India, which has become one of the major infrastructure markets in the region, is also keen to attract private capital to transmission and distribution assets. “The government has been looking at ways to increase participation of international players in the oil and gas value chain,” says Pranav Master, director of CRISIL Infrastructure Advisory. He points out that opportunities have come in the last couple of years, with developers divesting from city gas distribution projects, and international players and private equity-backed firms bidding for CGD assets: “New players – both strategic and financial – have shown interest in investing in greenfield as well as established [CGD] assets.”
K Ravichandran, senior vice-president and group head of corporate ratings for India’s ICRA credit rating agency, says investors might be “encouraged” by the regulated nature of midstream assets.

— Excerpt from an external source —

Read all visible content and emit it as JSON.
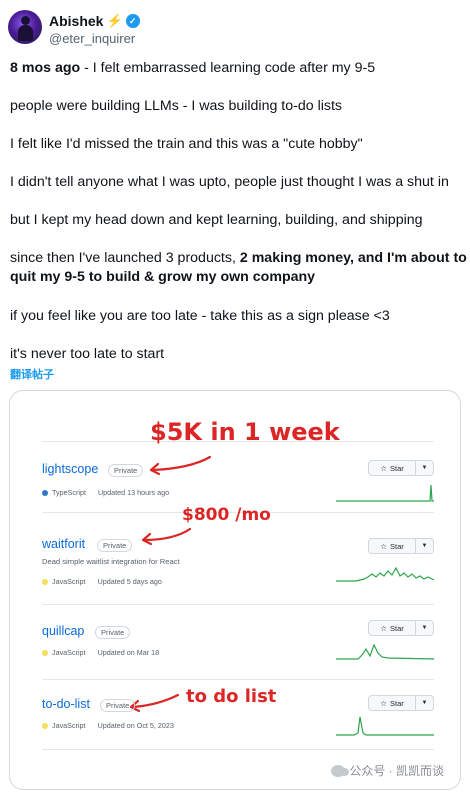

This includes a 12 percent post-tax return on capital employed for transmission pipeline operators granted by the Petroleum and Natural Gas Regulatory Board.
Despite this, he warns that “the tariff philosophy” followed by the regulator has resulted in “sub-optimal returns”, triggering litigations by incumbent operators: “While the regulator has tried to make amends by changing the regulations, a lot needs to be done before the operators can breathe easy.”
Ravichandran believes gas availability might be another concern, as “depleting domestic gas fields and price-sensitive consumers” have affected LNG demand in the country.
“Consequently, many gas pipelines are operating at much below the normative capacity utilisation, which negatively impacts their regulated returns,” he says.
Master believes India’s efforts to build new pipelines will provide access to consumers eager to start using LNG. “Offtake is not likely to be an issue in the near term, as potential gas consumers are currently using more expensive alternative fuels,” he says.
Overall, both analysts agree that the market will attract international attention as it becomes more transparent and the regulatory framework approaches “some maturity”.
“The regulations provide a level playing field for both domestic and international investors,” Ravichandran says. “However, when international players enter the Indian gas market, tie-ups with domestic companies with deeper local knowledge could be helpful in navigating the approval processes.”
A promising landscape across the region, then.